Sajid Javid’s rumoured mansion tax risks further distorting the UK property market if not done right

Chancellor Sajid Javid has faced criticism from both estate agents and London MPs after apparent plans to hit larger properties with a mansion tax emerged over the weekend, writes Mike Scott, chief property analyst at Yopa.

Though an appealing idea in principle, raising additional tax revenue from people who are well-placed to afford it risks distorting the property market unless the details are exactly right.

Council Tax needs re-evaluating

The first and most basic problem lies with the difficulty in identifying the properties that will be subject to the tax. Though the initial whisperings of plans suggest only properties that are currently in the highest Council Tax band will be considered, every single one of those properties will still need to be valued in order to determine whether it is over the threshold for payment of the new mansion tax.

If the tax is proportional to the property value, then it won’t just have to be allocated to a band of values – as with the Council Tax – it will need an exact valuation. If it is based on price bands, then the whole exercise will effectively just be the introduction of new, higher bands for Council Tax (which has already happened in Scotland), and not really a new tax at all. In either case, there are certain to be a large number of appeals against the valuations.

The new valuations could be combined with the long-overdue Council Tax revaluation of all properties, since Council Tax valuations are very outdated and are currently based on what a property would have been worth in 1991 (2003 in Wales), even for properties that were built 25 years after that date. However, that would be a political hot potato, since it would create many losers as well as winners.

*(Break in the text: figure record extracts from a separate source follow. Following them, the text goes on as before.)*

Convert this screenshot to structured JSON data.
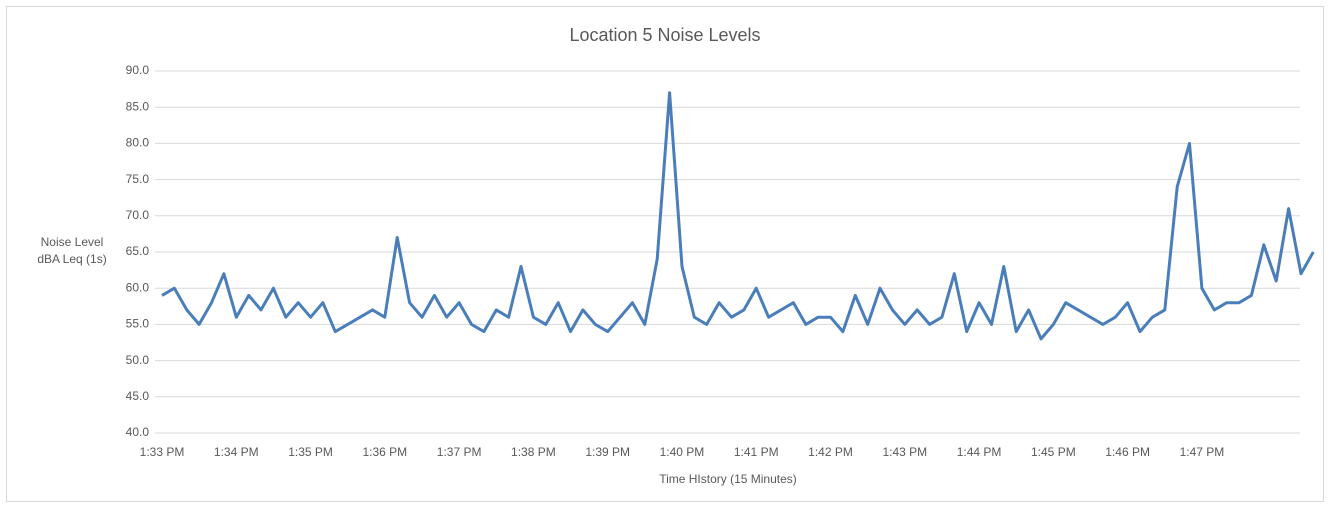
{
  "chart_data": {
    "type": "line",
    "title": "Location 5 Noise Levels",
    "x_label": "Time HIstory (15 Minutes)",
    "y_label": [
      "Noise Level",
      "dBA Leq (1s)"
    ],
    "categories": [
      "1:33 PM",
      null,
      null,
      null,
      null,
      null,
      "1:34 PM",
      null,
      null,
      null,
      null,
      null,
      "1:35 PM",
      null,
      null,
      null,
      null,
      null,
      "1:36 PM",
      null,
      null,
      null,
      null,
      null,
      "1:37 PM",
      null,
      null,
      null,
      null,
      null,
      "1:38 PM",
      null,
      null,
      null,
      null,
      null,
      "1:39 PM",
      null,
      null,
      null,
      null,
      null,
      "1:40 PM",
      null,
      null,
      null,
      null,
      null,
      "1:41 PM",
      null,
      null,
      null,
      null,
      null,
      "1:42 PM",
      null,
      null,
      null,
      null,
      null,
      "1:43 PM",
      null,
      null,
      null,
      null,
      null,
      "1:44 PM",
      null,
      null,
      null,
      null,
      null,
      "1:45 PM",
      null,
      null,
      null,
      null,
      null,
      "1:46 PM",
      null,
      null,
      null,
      null,
      null,
      "1:47 PM",
      null,
      null,
      null,
      null,
      null,
      null,
      null,
      null,
      null
    ],
    "series": [
      {
        "name": "Noise Level",
        "color": "#4a7ebb",
        "values": [
          59,
          60,
          57,
          55,
          58,
          62,
          56,
          59,
          57,
          60,
          56,
          58,
          56,
          58,
          54,
          55,
          56,
          57,
          56,
          67,
          58,
          56,
          59,
          56,
          58,
          55,
          54,
          57,
          56,
          63,
          56,
          55,
          58,
          54,
          57,
          55,
          54,
          56,
          58,
          55,
          64,
          87,
          63,
          56,
          55,
          58,
          56,
          57,
          60,
          56,
          57,
          58,
          55,
          56,
          56,
          54,
          59,
          55,
          60,
          57,
          55,
          57,
          55,
          56,
          62,
          54,
          58,
          55,
          63,
          54,
          57,
          53,
          55,
          58,
          57,
          56,
          55,
          56,
          58,
          54,
          56,
          57,
          74,
          80,
          60,
          57,
          58,
          58,
          59,
          66,
          61,
          71,
          62,
          65
        ]
      }
    ],
    "ylim": [
      40,
      90
    ],
    "yticks": [
      {
        "value": 40,
        "label": "40.0"
      },
      {
        "value": 45,
        "label": "45.0"
      },
      {
        "value": 50,
        "label": "50.0"
      },
      {
        "value": 55,
        "label": "55.0"
      },
      {
        "value": 60,
        "label": "60.0"
      },
      {
        "value": 65,
        "label": "65.0"
      },
      {
        "value": 70,
        "label": "70.0"
      },
      {
        "value": 75,
        "label": "75.0"
      },
      {
        "value": 80,
        "label": "80.0"
      },
      {
        "value": 85,
        "label": "85.0"
      },
      {
        "value": 90,
        "label": "90.0"
      }
    ],
    "grid": true
  }
}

The next consideration must be the introduction of a threshold where no tax is paid below the threshold, but a percentage above the threshold, as is the case with Stamp Duty Land Tax. For example, if the threshold for the new tax is set at a property value of £1m, then the tax must only be payable on the amount by which the value exceeds that figure, and not on the whole value.

Otherwise, a large amount of tax will be payable as soon as the threshold is passed, and homes valued at a little over £1m will effectively become unsaleable, bringing the market to a halt. This will present a real problem in high value areas such as London and the South East.

This brings into question the issue of regional fairness. Some quite modest homes in London are likely to be hit by the new tax, while only genuine mansions will be affected in other areas of the country, including the north. Of course, this may mean the proposed “mansion tax” will appeal to the new Conservative voters in former Labour constituencies in the north of England, and whereas the Conservatives are being driven out of Labour-voting London already, so it may not necessarily be seen as a disadvantage by the Tories in terms of political popularity.

Finally, there is the problem of homeowners who are asset-rich but cash-poor, such as pensioners on a fixed income. A new tax may cause them real hardship, forcing them out of their family homes. If this plan comes to fruition, the government must ensure that the option to defer the tax payments until the property is eventually inherited or sold is included.

A “mansion tax” is a convoluted issue with many factors to consider, affecting many facets of society – not just the lives of the super rich. With the Budget not due for another month, it remains to be seen whether this proposal is truly on the horizon, but it is clear that this is not a decision the Chancellor will be taking lightly.